Many countries subjected to harsh sanctions have been forced to increase their dependence on fossil fuels and even resort to unsustainable agricultural practices to maintain their citizens’ well-being and shield their populations from existential crisis, according to the institution.

“For countries whose economies and their livelihood are badly suffering from harsh US sanctions, the last thing on their minds is to contribute to the global efforts to control climate change and help reduce harmful emissions,” said Salameh.

“For countries like Zimbabwe and many others under US sanctions, their priority is to use whatever resources they have to feed their people and improve their standard of living rather than fighting climate change, thus inadvertently affecting the global efforts to reduce global emissions.”

In addition to that, the aforementioned sanctions policies sometimes backfire on their initiators.
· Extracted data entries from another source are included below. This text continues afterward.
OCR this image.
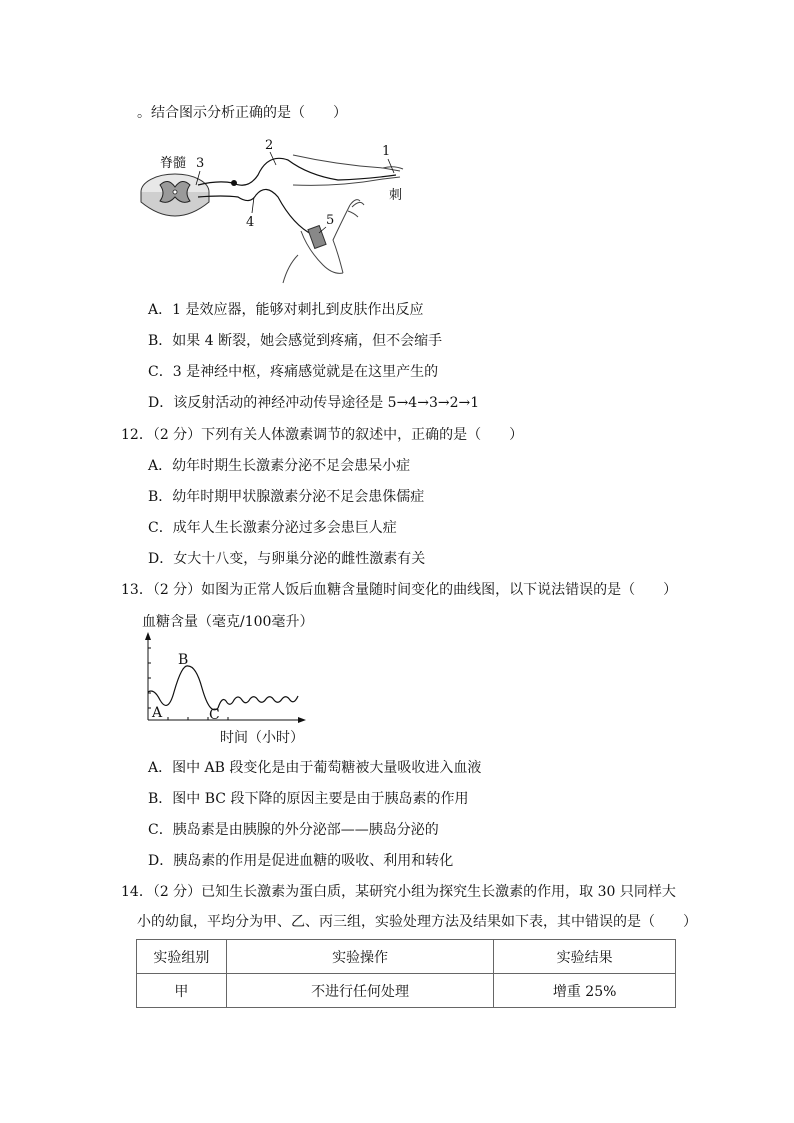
。结合图示分析正确的是（　　）
脊髓 3
2	1
刺
4	5
A．1 是效应器，能够对刺扎到皮肤作出反应
B．如果 4 断裂，她会感觉到疼痛，但不会缩手
C．3 是神经中枢，疼痛感觉就是在这里产生的
D．该反射活动的神经冲动传导途径是 5→4→3→2→1
12．（2 分）下列有关人体激素调节的叙述中，正确的是（　　）
A．幼年时期生长激素分泌不足会患呆小症
B．幼年时期甲状腺激素分泌不足会患侏儒症
C．成年人生长激素分泌过多会患巨人症
D．女大十八变，与卵巢分泌的雌性激素有关
13．（2 分）如图为正常人饭后血糖含量随时间变化的曲线图，以下说法错误的是（　　）
血糖含量（毫克/100毫升）
A
B
C
时间（小时）
A．图中 AB 段变化是由于葡萄糖被大量吸收进入血液
B．图中 BC 段下降的原因主要是由于胰岛素的作用
C．胰岛素是由胰腺的外分泌部——胰岛分泌的
D．胰岛素的作用是促进血糖的吸收、利用和转化
14．（2 分）已知生长激素为蛋白质，某研究小组为探究生长激素的作用，取 30 只同样大
小的幼鼠，平均分为甲、乙、丙三组，实验处理方法及结果如下表，其中错误的是（　　）
实验组别	实验操作	实验结果
甲	不进行任何处理	增重 25%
In May, the Royal United Services Institute, a UK-based think tank, drew attention to the fact that sanctions on Russia have collectively induced a steady rise in crude oil prices, disrupted global grain and fertiliser markets, and led to environmental damage and reactive forced-hand policies to divest from Russian energy sources.

The report highlighted that unforeseen effects of Western policies imposed continuous stress on global markets strained natural resources and increased carbon emissions in direct contradiction with the Paris Climate Accord goals of 2015.

Russia used to provide roughly 40% of all imported gas to the EU. However, in the wake of the US-led Russia energy embargo, Europe has to slash coal, gas and oil deliveries from Russia and eventually reactivated many coal-fired power plants.

Earlier this year, prices for thermal coal, used to generate electricity, mounted to record levels. According to the press, Europeans are buying coal from places such as Tanzania, Botswana, and even Madagascar.

For his part, US President Joe Biden has called on domestic producers to step up the extraction of oil to curb soaring gasoline prices, thus contradicting his own “green” policies.

The White House has also repeatedly released crude from the nation’s Strategic Petroleum Reserve, prompting criticism from progressives and environmental activists.

It also appears that Washington has no scruples about capitalising on the EU energy crunch by selling expensive liquefied natural gas to its European allies.

“The US will always look after its own interests irrespective of any adverse impact on others, even its own allies. This is the ugly face of Western capitalism,” said Salameh.

The policy of unilateral economic sanctions pursued by the West has become a catalyst for environmental degradation. Some experts believe that the US should adopt a so-called “environmentally conscious foreign policy” and consider the climate implications of the sanctions they impose.

However, Salameh noted that the US and the collective West in general have on multiple occasions demonstrated that it is not interested in maintaining such an approach, which throws into question the sincerity of the Western climate agenda in the first place.

“Experts who believe that the US, which is the cradle of capitalism, will ever transform itself to a global benevolent utopia must be deluding themselves or daydreaming,” the oil economist remarked.

Another illustrative example of the West’s hypocrisy is its unwillingness to assist African states’ transition to green fuels, according to Salameh.

Sudanese-British billionaire Mo Ibrahim argued before COP27 that African nations could use their rich gas deposits as a “transition fuel” and insisted on the necessity to fund the creation of gas and electricity infra- structure on the continent.

However, US climate czar John Kerry made it clear that Washington opposes any investment in long-term gas projects in Africa since they contradict the net-zero targets.

As a result, African states would be forced to continue to use dirty fuels to cook food or warm themselves, while Western corporations would continue to extract crude and gas on the continent for the needs of the Global North, according to the oil economist.

Needless to say, against this back- drop, Western restrictions further paralyse the development of African nations, making it almost impossible for them to become self-sufficient, let alone reach any climate goals in the future.